Ces deux facteurs responsables de la stabilisation du complexe de réparation possèdent eux-aussi, à des degrés différents, des capacités de liaison à l’ADN endommagé. XPA, tout d’abord, présente une faible affinité pour les adduits du cisplatine. Plus particulièrement, des mesures par anisotropie de fluorescence et retard sur gel permettent de chiffrer cette affinité (Kd ≈ 400nM), qui est trois fois supérieure pour l’ADN portant un adduit 1,3-d(GpTpG) que

pour l’ADN non lésé, et pratiquement équivalente pour l’ADN simple-brin non lésé que pour l’ADN double-brin non lésé. De plus, des mesures identiques en conditions physiologiques montrent un Kd de l’ordre de 2µM pour la fixation sur la même lésion. Cette affinité est

dépendante de la salinité, puisqu’elle diminue d’un facteur 2-10 lorsque la concentration en ions mono- et divalents (surtout ces derniers) est abaissée. Cela suggère un rôle accessoire, sinon inexistant, de XPA dans la reconnaissance des lésions.
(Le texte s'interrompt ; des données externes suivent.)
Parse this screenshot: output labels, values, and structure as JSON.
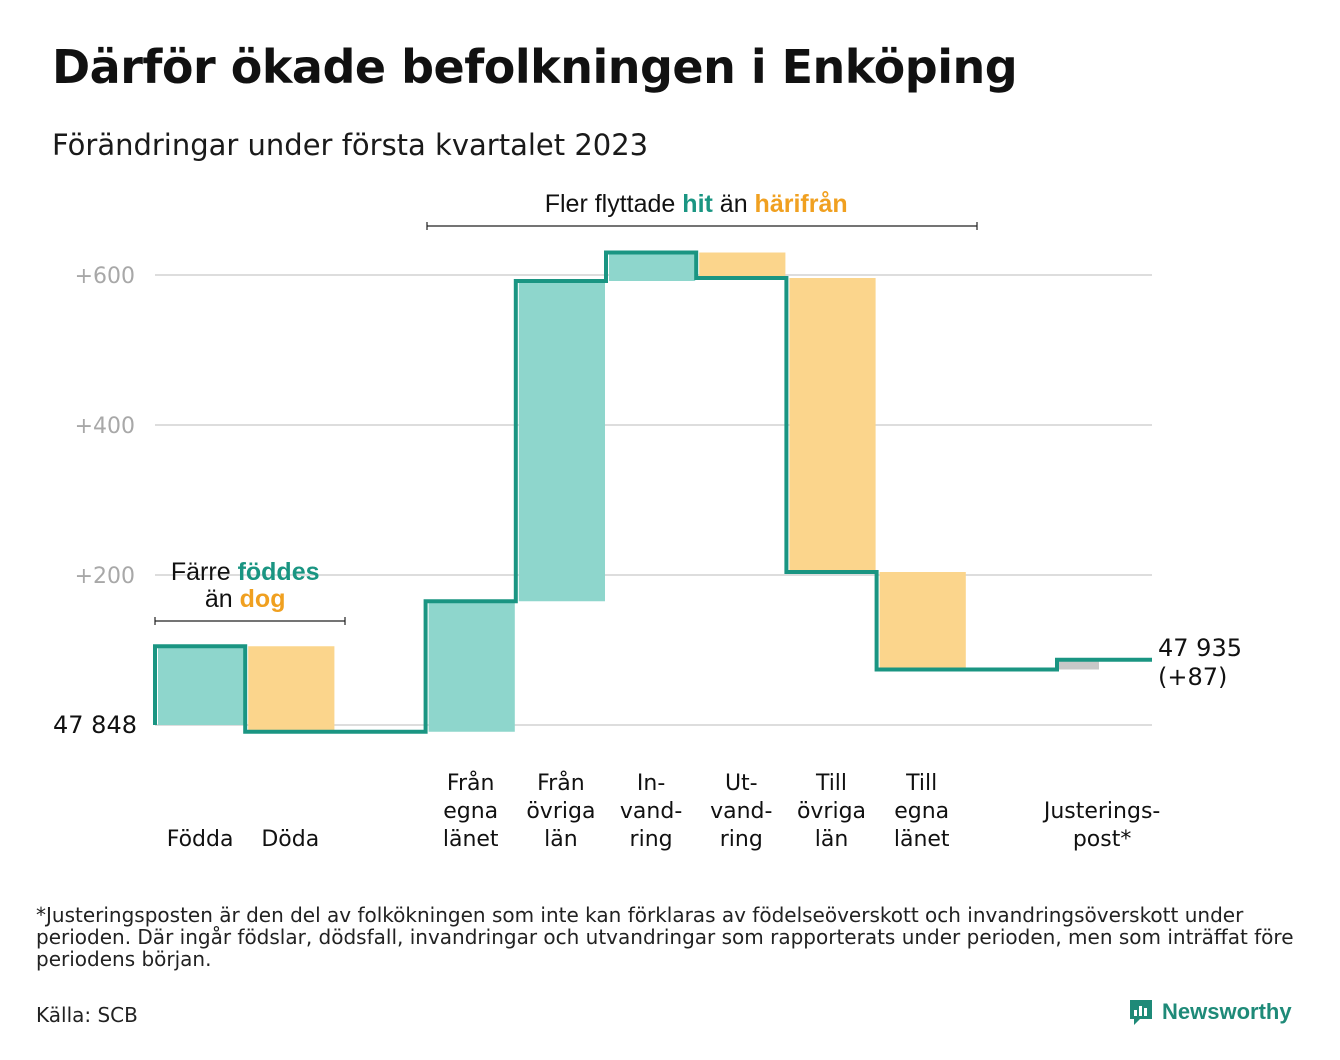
{
  "title": "Därför ökade befolkningen i Enköping",
  "subtitle": "Förändringar under första kvartalet 2023",
  "footnote": "*Justeringsposten är den del av folkökningen som inte kan förklaras av födelseöverskott och invandringsöverskott under perioden. Där ingår födslar, dödsfall, invandringar och utvandringar som rapporterats under perioden, men som inträffat före periodens början.",
  "source": "Källa: SCB",
  "brand": "Newsworthy",
  "colors": {
    "increase": "#8ed6cc",
    "decrease": "#fbd58c",
    "adjustment": "#c8c8c8",
    "line": "#1a9582",
    "accent_hit": "#1a9582",
    "accent_harifran": "#f0a020",
    "grid": "#dddddd",
    "tick": "#a8a8a8"
  },
  "chart_data": {
    "type": "waterfall",
    "start": {
      "label": "47 848",
      "value": 47848
    },
    "end": {
      "label_value": "47 935",
      "label_change": "(+87)",
      "value": 47935,
      "change": 87
    },
    "ylim": [
      -10,
      640
    ],
    "yticks": [
      {
        "value": 200,
        "label": "+200"
      },
      {
        "value": 400,
        "label": "+400"
      },
      {
        "value": 600,
        "label": "+600"
      }
    ],
    "grid": true,
    "steps": [
      {
        "id": "fodda",
        "label_lines": [
          "Födda"
        ],
        "change": 105,
        "kind": "increase"
      },
      {
        "id": "doda",
        "label_lines": [
          "Döda"
        ],
        "change": -114,
        "kind": "decrease"
      },
      {
        "id": "gap",
        "label_lines": [],
        "change": 0,
        "kind": "none"
      },
      {
        "id": "fran-egna",
        "label_lines": [
          "Från",
          "egna",
          "länet"
        ],
        "change": 174,
        "kind": "increase"
      },
      {
        "id": "fran-ovriga",
        "label_lines": [
          "Från",
          "övriga",
          "län"
        ],
        "change": 427,
        "kind": "increase"
      },
      {
        "id": "invandring",
        "label_lines": [
          "In-",
          "vand-",
          "ring"
        ],
        "change": 38,
        "kind": "increase"
      },
      {
        "id": "utvandring",
        "label_lines": [
          "Ut-",
          "vand-",
          "ring"
        ],
        "change": -34,
        "kind": "decrease"
      },
      {
        "id": "till-ovriga",
        "label_lines": [
          "Till",
          "övriga",
          "län"
        ],
        "change": -392,
        "kind": "decrease"
      },
      {
        "id": "till-egna",
        "label_lines": [
          "Till",
          "egna",
          "länet"
        ],
        "change": -130,
        "kind": "decrease"
      },
      {
        "id": "gap2",
        "label_lines": [],
        "change": 0,
        "kind": "none"
      },
      {
        "id": "justering",
        "label_lines": [
          "Justerings-",
          "post*"
        ],
        "change": 13,
        "kind": "adjustment"
      }
    ],
    "annotations": [
      {
        "id": "births",
        "parts": [
          {
            "line": 0,
            "text": "Färre ",
            "style": "plain"
          },
          {
            "line": 0,
            "text": "föddes",
            "style": "hit"
          },
          {
            "line": 1,
            "text": "än ",
            "style": "plain"
          },
          {
            "line": 1,
            "text": "dog",
            "style": "harifran"
          }
        ],
        "from_step": 0,
        "to_step": 1
      },
      {
        "id": "migration",
        "parts": [
          {
            "line": 0,
            "text": "Fler flyttade ",
            "style": "plain"
          },
          {
            "line": 0,
            "text": "hit",
            "style": "hit"
          },
          {
            "line": 0,
            "text": " än ",
            "style": "plain"
          },
          {
            "line": 0,
            "text": "härifrån",
            "style": "harifran"
          }
        ],
        "from_step": 3,
        "to_step": 8
      }
    ]
  }
}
Quant à RPA, des mesures utilisant la même méthode indiquent une affinité pour l’ADN lésé par le cisplatine proche de celle de XPC (Kd = 23nM), indépendamment de la

présence de XPA (Hey et al., 2001). RPA se lie préférentiellement aux adduits 1,3- d(GpNpG), puis aux 1,2-d(GpG), mais interagit plus avec l’ADN non lésé qu’avec les lésions interbrins. La déstabilisation plus importante de la structure tridimensionnelle de l’ADN par les adduits 1,3-d(GpNpG), avec notamment la rupture des liaisons hydrogène, favorise la formation d’une zone simple-brin en face de la lésion, ce qui expliquerait cette préférence. De plus, RPA perd sa capacité à se lier aux adduits du platine en présence d’HMGB1, ce qui est en accord avec le modèle de protection des lésions par cette protéine (Turchi et al., 1999).